Abstract:

For adapting to changes in the environment, animals change behavioural strategies and switch between states. For example, when a behaviour repeatedly fails to achieve its goal, animals often give up and become passive, which can be strategic for preserving energy or regrouping between attempts. This transition requires a joint effort from the brain: to detect behavioural failures, accumulate such information across actions, and initiate a state switch. Zebrafish larvae switch to a passive behavioural state when swimming becomes futile and they perceive no corresponding body motion resulting from their tail movements.
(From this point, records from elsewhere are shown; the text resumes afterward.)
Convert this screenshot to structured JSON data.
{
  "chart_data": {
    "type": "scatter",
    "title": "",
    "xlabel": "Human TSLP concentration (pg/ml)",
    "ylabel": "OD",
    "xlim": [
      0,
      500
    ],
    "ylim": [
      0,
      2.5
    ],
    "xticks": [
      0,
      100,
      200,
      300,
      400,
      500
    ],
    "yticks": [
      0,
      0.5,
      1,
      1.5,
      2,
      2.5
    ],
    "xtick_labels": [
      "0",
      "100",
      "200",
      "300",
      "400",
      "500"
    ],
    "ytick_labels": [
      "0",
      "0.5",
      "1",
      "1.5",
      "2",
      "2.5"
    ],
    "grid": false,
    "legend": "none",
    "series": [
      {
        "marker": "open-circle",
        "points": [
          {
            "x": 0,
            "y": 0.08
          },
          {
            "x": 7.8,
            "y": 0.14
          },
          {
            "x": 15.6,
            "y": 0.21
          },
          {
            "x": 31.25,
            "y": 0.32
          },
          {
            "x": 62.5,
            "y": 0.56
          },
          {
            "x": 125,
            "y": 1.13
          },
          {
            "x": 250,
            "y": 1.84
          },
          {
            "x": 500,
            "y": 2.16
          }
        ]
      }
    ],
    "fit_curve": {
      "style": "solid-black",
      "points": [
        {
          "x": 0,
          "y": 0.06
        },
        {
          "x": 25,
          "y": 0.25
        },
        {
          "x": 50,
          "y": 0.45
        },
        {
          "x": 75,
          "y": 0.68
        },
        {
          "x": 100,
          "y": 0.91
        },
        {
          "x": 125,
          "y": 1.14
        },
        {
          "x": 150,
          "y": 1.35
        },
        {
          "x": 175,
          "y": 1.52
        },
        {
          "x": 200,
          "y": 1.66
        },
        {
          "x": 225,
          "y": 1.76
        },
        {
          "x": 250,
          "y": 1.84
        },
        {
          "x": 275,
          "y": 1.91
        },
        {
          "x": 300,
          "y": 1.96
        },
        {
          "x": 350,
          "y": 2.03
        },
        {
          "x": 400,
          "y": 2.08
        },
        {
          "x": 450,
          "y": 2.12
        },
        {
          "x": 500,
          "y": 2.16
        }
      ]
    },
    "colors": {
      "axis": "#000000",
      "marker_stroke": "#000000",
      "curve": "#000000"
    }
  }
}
Through monitoring the activity of all neurons and astrocytes in the entire brain during such state switches, we identified a neural pathway performing a computation underlying the behavioural switch: noradrenergic neurons encode behavioral failures, then progressively activate astrocytes, which in turn suppress swimming through modulation of downstream neurons. Furthermore, when failures first start to occur, animals initially react with increased swim vigor, presumably resulting from increasing activity in specific neuronal populations following modulation by norepinephrine; meanwhile, also due to norepinephrine release, an opposing ‘driving force’ builds up in astrocytes that suppresses swimming, eventually showing its behavioural impact after crossing a certain threshold. This competitive process between these two populations of cells, neurons and astrocytes, thus allows for the alternation between active and passive behavioural states.

Biography:

Dr Yu Mu is the Lab Head of Sensorimotor Transformation. He received his B.S. degree in Biochemistry from Nanjing University (2006) and his Ph.D. degree in Neurobiology from the Institute of Neuroscience, Chinese Academy of Sciences (ION) in 2013. After completing his Ph.D., Dr Mu conducted his postdoctoral research with Dr Misha Ahrens at Janelia Research Campus, HHMI (2013 - 2020). Dr Mu joined ION in 2020 as a Principal Investigator in June 2020. His research focuses on understanding how the circuits across multiple brain regions jointly give rise to neural computation and generate behaviours.